In London, an expressionless ten-year-old boy in a pristine school uniform leans into the street to hail a taxi, he's got a math test today he wants to do well on, is already thinking about university. At Disney World, a chubby kid gets lost, his dad doesn't notice for an hour, the kid is crying in front of Snow White's castle. Somewhere in Africa, a kid plays a guitar with a missing string, sings a Michael Jackson song, he's good. If he had a video camera or a computer, it'd be on YouTube, but he doesn't. He's only heard of these things. In Venice Beach, California, some teenage boys grind their skateboards to a halt beneath an underpass, share a tiny rock of crack, laugh. In Switzerland two teenagers fall in love on a ski trip, the girl will move to the US the next year with her family, this seems tragic at the time, but don't worry, they'll find each other again after a couple marriages and kids. In Daytona Beach, a college girl who lifted her bikini top earlier that day is passed out on a dirty motel bedspread. In a thousand cubicles in a thousand offices, a thousand men are looking at the same blurry online photo of a college girl lifting her bikini top, one of them thinks of his daughter, picks up the phone. Outside, beneath narrow ledges and tucked into alcoves, accountants and secretaries smoke in the rain; they shiver but they never wear scarves. Remember the good old days, when you could smoke in places?
In Rome, a woman who won a prestigious art fellowship falls in love with a local, he introduces her to heroin, this detour takes a few years she won't remember much about. Somewhere in the middle of Oklahoma, a UPS guy delivers a package to a farmer who gives him a cup of coffee in a travel mug, says Just keep it, guy will use that mug for years, think often of that small kindness. In Seattle, a barista makes a fine latte, looks in the tip jar at three dollars and change and pushes up a sideways smile as she hands it across the counter to a businessman who's applying lip balm with his pinky in a weird way. His lips are very chapped. In Australia, a woman's house just washed away, she watched it from a tree. In Nevada, a croupier didn't take home enough for her electric bill, her cat curls up around her neck, she's got two more days before the lights go off.

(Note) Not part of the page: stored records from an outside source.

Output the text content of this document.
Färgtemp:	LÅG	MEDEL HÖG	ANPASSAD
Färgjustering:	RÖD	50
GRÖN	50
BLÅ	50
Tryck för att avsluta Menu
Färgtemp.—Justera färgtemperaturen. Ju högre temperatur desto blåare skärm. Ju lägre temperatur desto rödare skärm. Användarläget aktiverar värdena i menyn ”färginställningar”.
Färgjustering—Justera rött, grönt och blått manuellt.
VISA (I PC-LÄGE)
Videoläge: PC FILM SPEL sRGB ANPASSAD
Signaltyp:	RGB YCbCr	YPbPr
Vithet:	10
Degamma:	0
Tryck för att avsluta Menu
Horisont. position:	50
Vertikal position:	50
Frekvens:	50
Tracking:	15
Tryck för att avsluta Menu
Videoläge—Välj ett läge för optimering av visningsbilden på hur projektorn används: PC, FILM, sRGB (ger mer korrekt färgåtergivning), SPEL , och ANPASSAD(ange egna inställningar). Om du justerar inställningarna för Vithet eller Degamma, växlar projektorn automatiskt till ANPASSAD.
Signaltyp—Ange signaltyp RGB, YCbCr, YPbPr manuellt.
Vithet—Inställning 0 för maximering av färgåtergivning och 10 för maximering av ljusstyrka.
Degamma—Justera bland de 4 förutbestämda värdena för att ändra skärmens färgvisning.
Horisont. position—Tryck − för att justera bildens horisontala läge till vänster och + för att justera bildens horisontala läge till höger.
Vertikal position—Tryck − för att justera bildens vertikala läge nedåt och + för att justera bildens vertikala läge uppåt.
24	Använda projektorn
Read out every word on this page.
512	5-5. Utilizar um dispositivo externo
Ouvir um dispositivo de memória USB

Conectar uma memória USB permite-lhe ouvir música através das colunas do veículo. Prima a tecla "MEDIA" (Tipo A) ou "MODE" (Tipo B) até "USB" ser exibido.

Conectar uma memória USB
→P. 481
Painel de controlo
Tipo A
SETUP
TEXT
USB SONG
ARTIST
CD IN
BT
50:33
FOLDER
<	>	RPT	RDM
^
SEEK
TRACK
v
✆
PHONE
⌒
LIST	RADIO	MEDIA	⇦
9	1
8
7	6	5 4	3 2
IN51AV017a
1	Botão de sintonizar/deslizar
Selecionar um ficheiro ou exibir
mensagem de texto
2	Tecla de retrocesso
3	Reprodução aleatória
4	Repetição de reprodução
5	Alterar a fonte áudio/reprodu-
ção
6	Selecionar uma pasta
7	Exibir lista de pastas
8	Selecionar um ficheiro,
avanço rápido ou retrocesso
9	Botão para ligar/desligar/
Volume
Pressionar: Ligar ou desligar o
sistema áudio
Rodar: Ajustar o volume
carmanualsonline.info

In India, a man's been at the same desk for ten years, he's good at his job, well-liked, but every single day he thinks there's got to be something better, never tries, knows he's lucky, tries to just be happy he's got a wife at home that makes the dull days worth it. In Idaho, a new wife buys flour with a double coupon, bakes blueberry muffins for her husband. They're a little bit burnt on the bottom, he doesn't mind, they're going to do it again tonight.

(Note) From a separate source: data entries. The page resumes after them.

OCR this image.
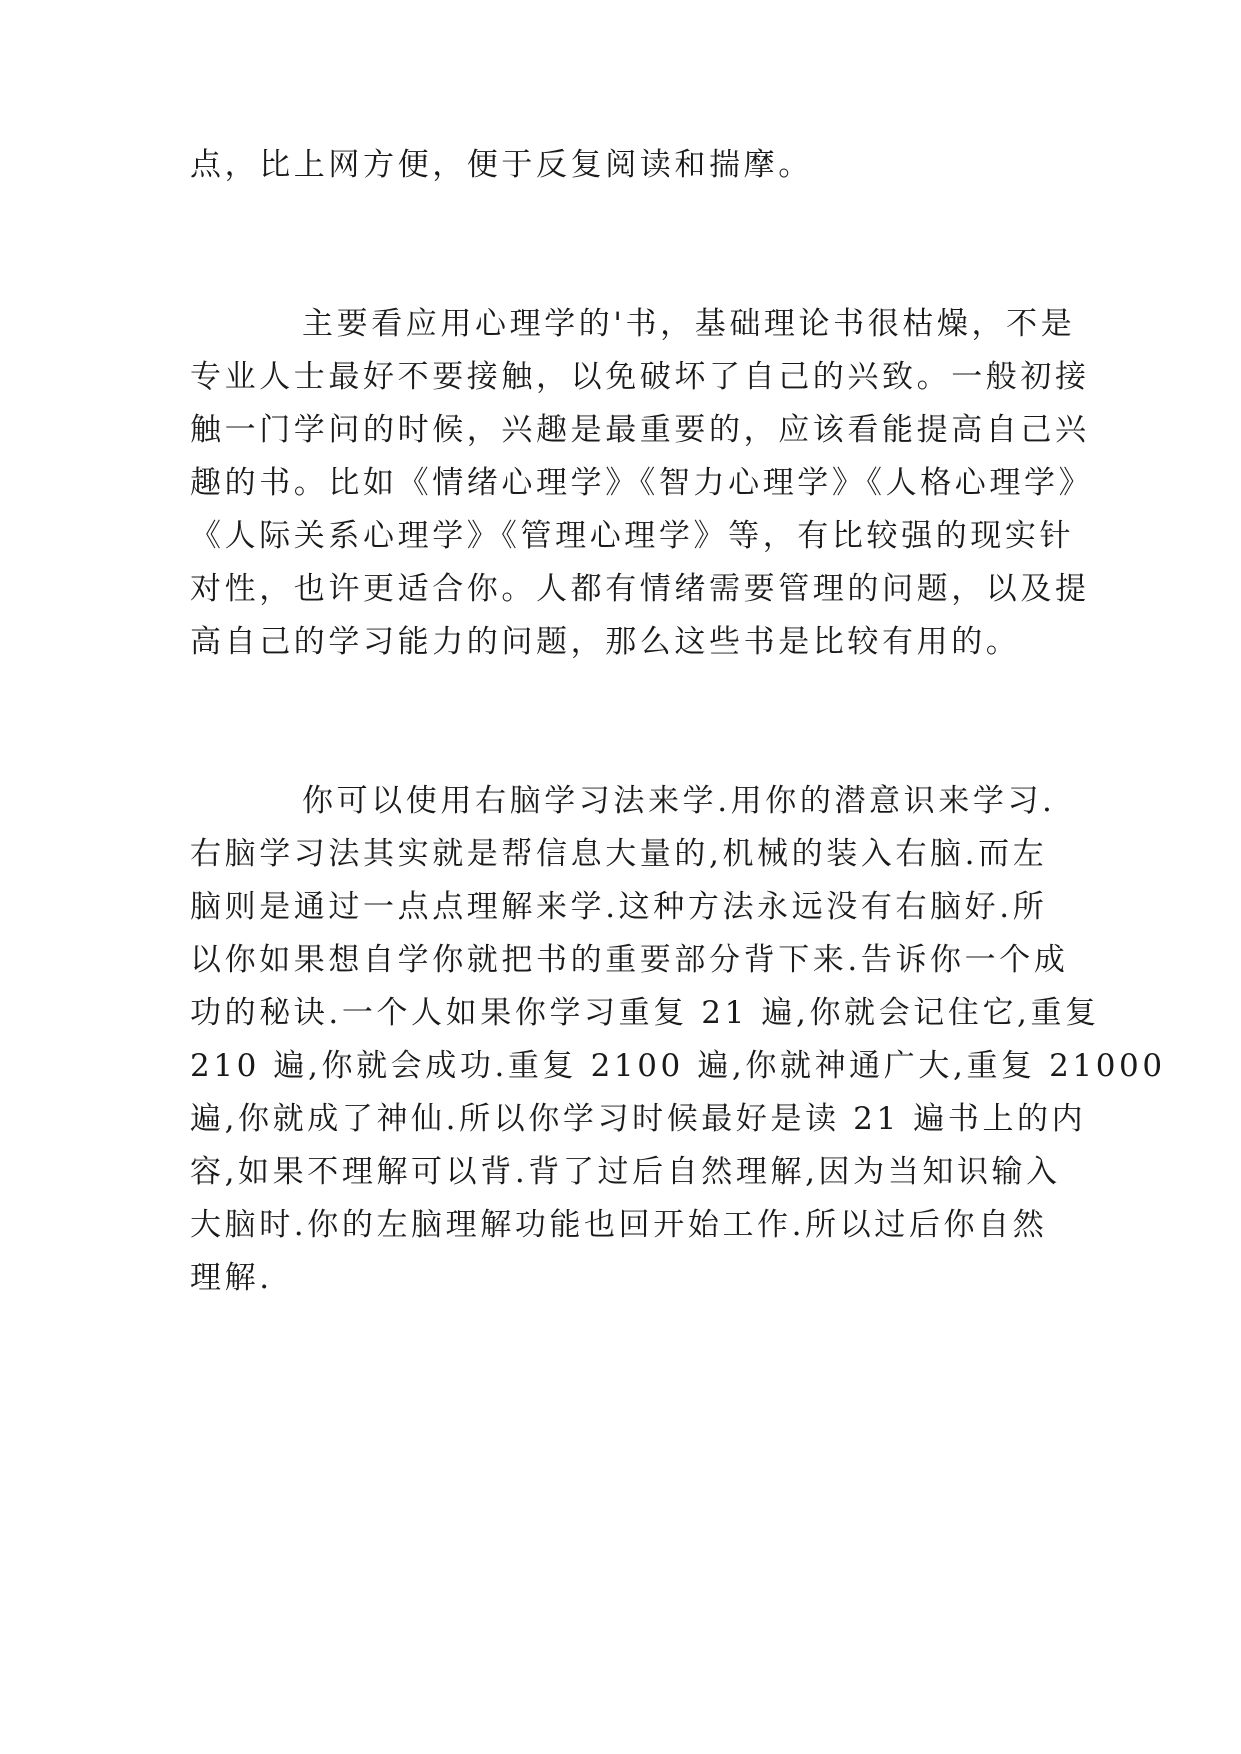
点，比上网方便，便于反复阅读和揣摩。
主要看应用心理学的'书，基础理论书很枯燥，不是
专业人士最好不要接触，以免破坏了自己的兴致。一般初接
触一门学问的时候，兴趣是最重要的，应该看能提高自己兴
趣的书。比如《情绪心理学》《智力心理学》《人格心理学》
《人际关系心理学》《管理心理学》等，有比较强的现实针
对性，也许更适合你。人都有情绪需要管理的问题，以及提
高自己的学习能力的问题，那么这些书是比较有用的。
你可以使用右脑学习法来学.用你的潜意识来学习.
右脑学习法其实就是帮信息大量的,机械的装入右脑.而左
脑则是通过一点点理解来学.这种方法永远没有右脑好.所
以你如果想自学你就把书的重要部分背下来.告诉你一个成
功的秘诀.一个人如果你学习重复 21 遍,你就会记住它,重复
210 遍,你就会成功.重复 2100 遍,你就神通广大,重复 21000
遍,你就成了神仙.所以你学习时候最好是读 21 遍书上的内
容,如果不理解可以背.背了过后自然理解,因为当知识输入
大脑时.你的左脑理解功能也回开始工作.所以过后你自然
理解.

In Arkansas, a married man believes it's god's will that he sleep with his wife's sister; the sister is not fully convinced, but she's considering it. In Mexico City, a fight breaks out in a bar, a scrawny American tourist takes a punch to the eye but finally breaks it up, feels good about himself. In Chicago, a single woman has a fortieth birthday party, feels the love, her best friend comes from New York, it's one of the best days of her life so far. In Michigan, a woman gives birth to a beautiful, healthy boy; she's disappointed that he has her nappy hair. In Atlanta, a kid gets bullied at school, his mom goes over to talk to the bully's parents, they're surprisingly friendly, apologetic, the bullying continues. Over in Iowa City, a lesbian couple, together thirty years, gets married by a justice of the peace, throws a beautiful backyard reception, tiny lights and joy, one of their dads refuses to come. In Philly, two middle-aged brothers took out loans and opened a restaurant, it's been their life's dream, but they have no idea what they're doing. In Barcelona, a couple is in a custody battle, the husband seems to be winning; privately but in front of the child, calls the wife an ugly c**t.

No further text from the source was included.